By Stephen DravisiBerkshires Staff

Hancock town meeting members Monday vote on a routine item early in the meeting.
HANCOCK, Mass. — By the narrowest of margins Monday, the annual town meeting voted to strike from the town report messaging that some residents described as, "inflammatory," "divisive" and unwelcoming to new residents.
 
On a vote of 50-48, the meeting voted to remove the inside cover of the report as it appeared on the town website and in printed versions distributed prior to the meeting and at the elementary school on Monday night.
 
The text, which appeared to be a reprinted version of an Internet meme, read, "You came here from there because you didn't like it there, and now you want to change here to be like there.

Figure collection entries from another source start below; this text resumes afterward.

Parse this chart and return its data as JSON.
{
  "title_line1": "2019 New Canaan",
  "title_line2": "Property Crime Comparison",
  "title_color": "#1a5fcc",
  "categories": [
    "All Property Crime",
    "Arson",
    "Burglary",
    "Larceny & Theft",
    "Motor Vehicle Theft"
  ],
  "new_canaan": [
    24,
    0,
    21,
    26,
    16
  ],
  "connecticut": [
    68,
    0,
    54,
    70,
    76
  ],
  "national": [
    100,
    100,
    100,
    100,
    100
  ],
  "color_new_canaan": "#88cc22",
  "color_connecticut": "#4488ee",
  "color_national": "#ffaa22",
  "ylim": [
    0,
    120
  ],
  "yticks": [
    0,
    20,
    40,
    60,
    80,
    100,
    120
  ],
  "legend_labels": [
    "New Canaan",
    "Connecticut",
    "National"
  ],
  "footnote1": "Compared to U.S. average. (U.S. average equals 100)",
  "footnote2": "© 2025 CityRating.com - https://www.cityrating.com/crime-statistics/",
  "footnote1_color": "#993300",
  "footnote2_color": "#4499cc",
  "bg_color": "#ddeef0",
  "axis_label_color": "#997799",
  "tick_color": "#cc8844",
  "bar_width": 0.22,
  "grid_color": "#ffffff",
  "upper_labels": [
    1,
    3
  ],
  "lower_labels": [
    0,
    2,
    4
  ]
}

You are welcome here, only don't try to make here like there. If you want to make here like there, you shouldn't have left there in the first place."
 
After the meeting breezed through the first 18 articles on the town meeting warrant agenda with hardly a dissenting vote, a member rose to ask if it would be unreasonable for the meeting to vote to remove the meme under Article 19, the "other business" article.
 
"No, you cannot remove it," Board of Selectmen Chair Sherman Derby answered immediately.
 
After it became clear that Moderator Brian Fairbank would entertain discussion about the meme, Derby took the floor to address the issue that has been discussed in town circles since the report was printed earlier this spring.
 
"Let me tell you about something that happened this year," Derby said. "The School Department got rid of Christmas. And they got rid of Columbus Day. Now it's Indigenous People's Day.